A Survey of Weight Vector Adjustment Methods for Decomposition-Based Multiobjective Evolutionary Algorithms

Abstract

Multiobjective evolutionary algorithms based on decomposition (MOEA/D) have attracted tremendous attention and achieved great success in the fields of optimization and decision-making. MOEA/Ds work by decomposing the target multiobjective optimization problem (MOP) into multiple single-objective subproblems based on a set of weight vectors. The subproblems are solved cooperatively in an evolutionary algorithm framework. Since weight vectors define the search directions and, to a certain extent, the distribution of the final solution set, the configuration of weight vectors is pivotal to the success of MOEA/Ds. The most straightforward method is to use predefined and uniformly distributed weight vectors.

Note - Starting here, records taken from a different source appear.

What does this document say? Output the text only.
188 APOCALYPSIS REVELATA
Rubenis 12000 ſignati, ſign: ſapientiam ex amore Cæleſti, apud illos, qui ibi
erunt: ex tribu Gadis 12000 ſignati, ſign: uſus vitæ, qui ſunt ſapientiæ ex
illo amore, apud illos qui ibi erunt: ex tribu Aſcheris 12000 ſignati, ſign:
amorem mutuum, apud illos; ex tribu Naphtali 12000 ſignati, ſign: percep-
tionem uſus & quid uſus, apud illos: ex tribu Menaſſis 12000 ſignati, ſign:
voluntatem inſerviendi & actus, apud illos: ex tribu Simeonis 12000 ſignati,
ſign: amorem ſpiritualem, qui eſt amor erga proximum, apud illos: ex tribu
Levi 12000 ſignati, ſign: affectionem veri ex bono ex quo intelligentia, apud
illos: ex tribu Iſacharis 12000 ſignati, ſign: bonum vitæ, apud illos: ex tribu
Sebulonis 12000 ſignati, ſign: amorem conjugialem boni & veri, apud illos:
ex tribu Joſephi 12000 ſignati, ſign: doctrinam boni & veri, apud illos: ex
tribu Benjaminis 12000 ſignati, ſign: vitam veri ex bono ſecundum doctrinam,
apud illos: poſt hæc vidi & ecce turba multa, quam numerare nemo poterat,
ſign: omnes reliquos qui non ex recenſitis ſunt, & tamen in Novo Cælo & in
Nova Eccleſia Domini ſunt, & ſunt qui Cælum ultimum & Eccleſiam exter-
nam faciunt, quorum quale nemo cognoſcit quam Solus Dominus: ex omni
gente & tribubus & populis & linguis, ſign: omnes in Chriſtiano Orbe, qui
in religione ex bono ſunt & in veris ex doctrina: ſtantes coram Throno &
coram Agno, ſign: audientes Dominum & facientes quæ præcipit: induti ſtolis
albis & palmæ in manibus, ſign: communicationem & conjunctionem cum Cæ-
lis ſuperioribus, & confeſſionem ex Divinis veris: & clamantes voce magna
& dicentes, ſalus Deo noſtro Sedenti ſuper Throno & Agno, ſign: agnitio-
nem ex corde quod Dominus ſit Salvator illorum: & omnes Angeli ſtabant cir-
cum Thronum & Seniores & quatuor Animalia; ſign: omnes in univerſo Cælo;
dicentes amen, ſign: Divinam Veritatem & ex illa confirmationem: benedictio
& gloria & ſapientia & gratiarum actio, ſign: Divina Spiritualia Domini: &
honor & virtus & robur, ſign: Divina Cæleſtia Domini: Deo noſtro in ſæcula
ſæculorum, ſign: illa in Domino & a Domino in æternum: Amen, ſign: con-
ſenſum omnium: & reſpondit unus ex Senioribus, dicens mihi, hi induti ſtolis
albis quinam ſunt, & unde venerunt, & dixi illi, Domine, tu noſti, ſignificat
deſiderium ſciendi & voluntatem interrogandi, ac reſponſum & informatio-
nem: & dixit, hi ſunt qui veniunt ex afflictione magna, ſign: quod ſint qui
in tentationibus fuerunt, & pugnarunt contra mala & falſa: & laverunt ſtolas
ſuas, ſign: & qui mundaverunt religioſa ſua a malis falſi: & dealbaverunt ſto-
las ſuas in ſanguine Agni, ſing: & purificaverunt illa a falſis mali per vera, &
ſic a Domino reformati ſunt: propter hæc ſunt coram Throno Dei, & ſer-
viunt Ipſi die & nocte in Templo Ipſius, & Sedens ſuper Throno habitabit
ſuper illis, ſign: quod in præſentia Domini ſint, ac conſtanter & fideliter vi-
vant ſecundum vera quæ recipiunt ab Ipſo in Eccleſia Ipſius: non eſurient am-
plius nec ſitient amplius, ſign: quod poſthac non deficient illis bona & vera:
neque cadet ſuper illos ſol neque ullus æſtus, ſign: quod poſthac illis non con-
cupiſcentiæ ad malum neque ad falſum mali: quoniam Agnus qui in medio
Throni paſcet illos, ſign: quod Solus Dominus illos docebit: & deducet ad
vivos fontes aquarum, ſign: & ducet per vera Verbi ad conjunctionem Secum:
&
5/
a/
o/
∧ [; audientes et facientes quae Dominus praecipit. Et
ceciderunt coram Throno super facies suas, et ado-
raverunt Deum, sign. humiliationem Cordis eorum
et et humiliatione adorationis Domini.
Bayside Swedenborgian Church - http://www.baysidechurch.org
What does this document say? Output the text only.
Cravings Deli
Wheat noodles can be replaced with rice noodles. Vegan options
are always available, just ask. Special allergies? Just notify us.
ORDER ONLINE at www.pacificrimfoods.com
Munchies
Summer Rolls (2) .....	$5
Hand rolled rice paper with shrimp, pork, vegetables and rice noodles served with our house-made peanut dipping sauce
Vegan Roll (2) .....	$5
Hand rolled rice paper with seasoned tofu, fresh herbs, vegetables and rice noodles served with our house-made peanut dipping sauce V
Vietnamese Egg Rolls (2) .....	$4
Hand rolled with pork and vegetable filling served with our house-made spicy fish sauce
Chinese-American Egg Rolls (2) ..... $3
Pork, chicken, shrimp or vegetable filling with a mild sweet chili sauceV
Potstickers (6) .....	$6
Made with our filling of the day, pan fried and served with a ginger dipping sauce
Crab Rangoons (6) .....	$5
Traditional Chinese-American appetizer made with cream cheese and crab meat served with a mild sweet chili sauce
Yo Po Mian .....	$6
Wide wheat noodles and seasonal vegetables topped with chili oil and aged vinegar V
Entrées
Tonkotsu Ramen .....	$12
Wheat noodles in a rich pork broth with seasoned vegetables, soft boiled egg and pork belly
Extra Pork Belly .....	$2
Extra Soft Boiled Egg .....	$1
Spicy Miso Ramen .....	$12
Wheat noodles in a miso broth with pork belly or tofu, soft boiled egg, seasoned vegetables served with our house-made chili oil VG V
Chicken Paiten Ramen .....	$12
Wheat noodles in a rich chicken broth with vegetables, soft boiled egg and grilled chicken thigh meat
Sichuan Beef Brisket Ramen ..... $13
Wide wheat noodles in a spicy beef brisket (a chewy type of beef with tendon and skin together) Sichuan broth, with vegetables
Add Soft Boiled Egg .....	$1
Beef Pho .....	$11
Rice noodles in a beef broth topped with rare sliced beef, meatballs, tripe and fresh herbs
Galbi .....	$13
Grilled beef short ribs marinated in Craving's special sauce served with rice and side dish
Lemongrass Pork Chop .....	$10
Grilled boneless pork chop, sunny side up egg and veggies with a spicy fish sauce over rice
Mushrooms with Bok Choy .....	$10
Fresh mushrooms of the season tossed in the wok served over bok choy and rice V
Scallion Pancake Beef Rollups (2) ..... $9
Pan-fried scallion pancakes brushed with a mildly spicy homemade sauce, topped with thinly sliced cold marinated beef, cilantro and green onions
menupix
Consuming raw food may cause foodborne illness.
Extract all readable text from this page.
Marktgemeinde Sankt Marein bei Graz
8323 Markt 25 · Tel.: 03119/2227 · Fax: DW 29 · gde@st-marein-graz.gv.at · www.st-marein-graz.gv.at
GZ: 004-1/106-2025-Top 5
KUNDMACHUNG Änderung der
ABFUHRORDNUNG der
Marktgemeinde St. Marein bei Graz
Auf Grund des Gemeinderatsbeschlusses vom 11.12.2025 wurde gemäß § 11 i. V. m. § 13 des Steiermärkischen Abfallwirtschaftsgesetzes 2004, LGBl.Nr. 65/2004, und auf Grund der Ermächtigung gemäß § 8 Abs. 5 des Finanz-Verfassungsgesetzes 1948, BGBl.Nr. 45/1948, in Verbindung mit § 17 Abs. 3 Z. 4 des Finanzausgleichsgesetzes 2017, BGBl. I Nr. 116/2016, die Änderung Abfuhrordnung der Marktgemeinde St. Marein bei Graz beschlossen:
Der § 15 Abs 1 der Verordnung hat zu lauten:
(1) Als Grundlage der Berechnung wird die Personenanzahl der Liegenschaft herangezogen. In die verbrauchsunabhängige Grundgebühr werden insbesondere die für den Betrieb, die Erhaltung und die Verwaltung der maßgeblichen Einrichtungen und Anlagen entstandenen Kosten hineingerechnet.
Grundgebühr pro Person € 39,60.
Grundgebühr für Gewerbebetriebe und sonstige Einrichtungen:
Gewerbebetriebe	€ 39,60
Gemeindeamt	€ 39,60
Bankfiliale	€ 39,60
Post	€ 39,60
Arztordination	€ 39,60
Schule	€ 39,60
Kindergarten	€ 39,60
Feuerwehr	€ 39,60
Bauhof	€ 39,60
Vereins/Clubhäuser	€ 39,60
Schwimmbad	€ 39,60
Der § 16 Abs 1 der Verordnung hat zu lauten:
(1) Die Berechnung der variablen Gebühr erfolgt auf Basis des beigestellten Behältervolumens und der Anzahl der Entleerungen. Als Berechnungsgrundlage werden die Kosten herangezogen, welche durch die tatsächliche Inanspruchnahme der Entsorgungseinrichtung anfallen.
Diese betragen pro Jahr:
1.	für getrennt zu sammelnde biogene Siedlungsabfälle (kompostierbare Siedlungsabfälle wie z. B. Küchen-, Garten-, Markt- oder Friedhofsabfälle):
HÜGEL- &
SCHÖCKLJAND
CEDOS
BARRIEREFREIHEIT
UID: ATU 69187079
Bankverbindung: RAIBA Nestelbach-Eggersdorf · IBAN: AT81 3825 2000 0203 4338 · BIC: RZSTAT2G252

However, it usually leads to the deteriorated performance of MOEA/Ds on solving MOPs with irregular Pareto fronts. To deal with this issue, many weight vector adjustment methods have been proposed by periodically adjusting the weight vectors in a random, predefined, or adaptive way. This article focuses on weight vector adjustment on a simplex and presents a comprehensive survey of these weight vector adjustment methods covering the weight vector adaptation strategies, theoretical analyses, benchmark test problems, and applications. The current limitations, new challenges, and future directions of weight vector adjustment are also discussed.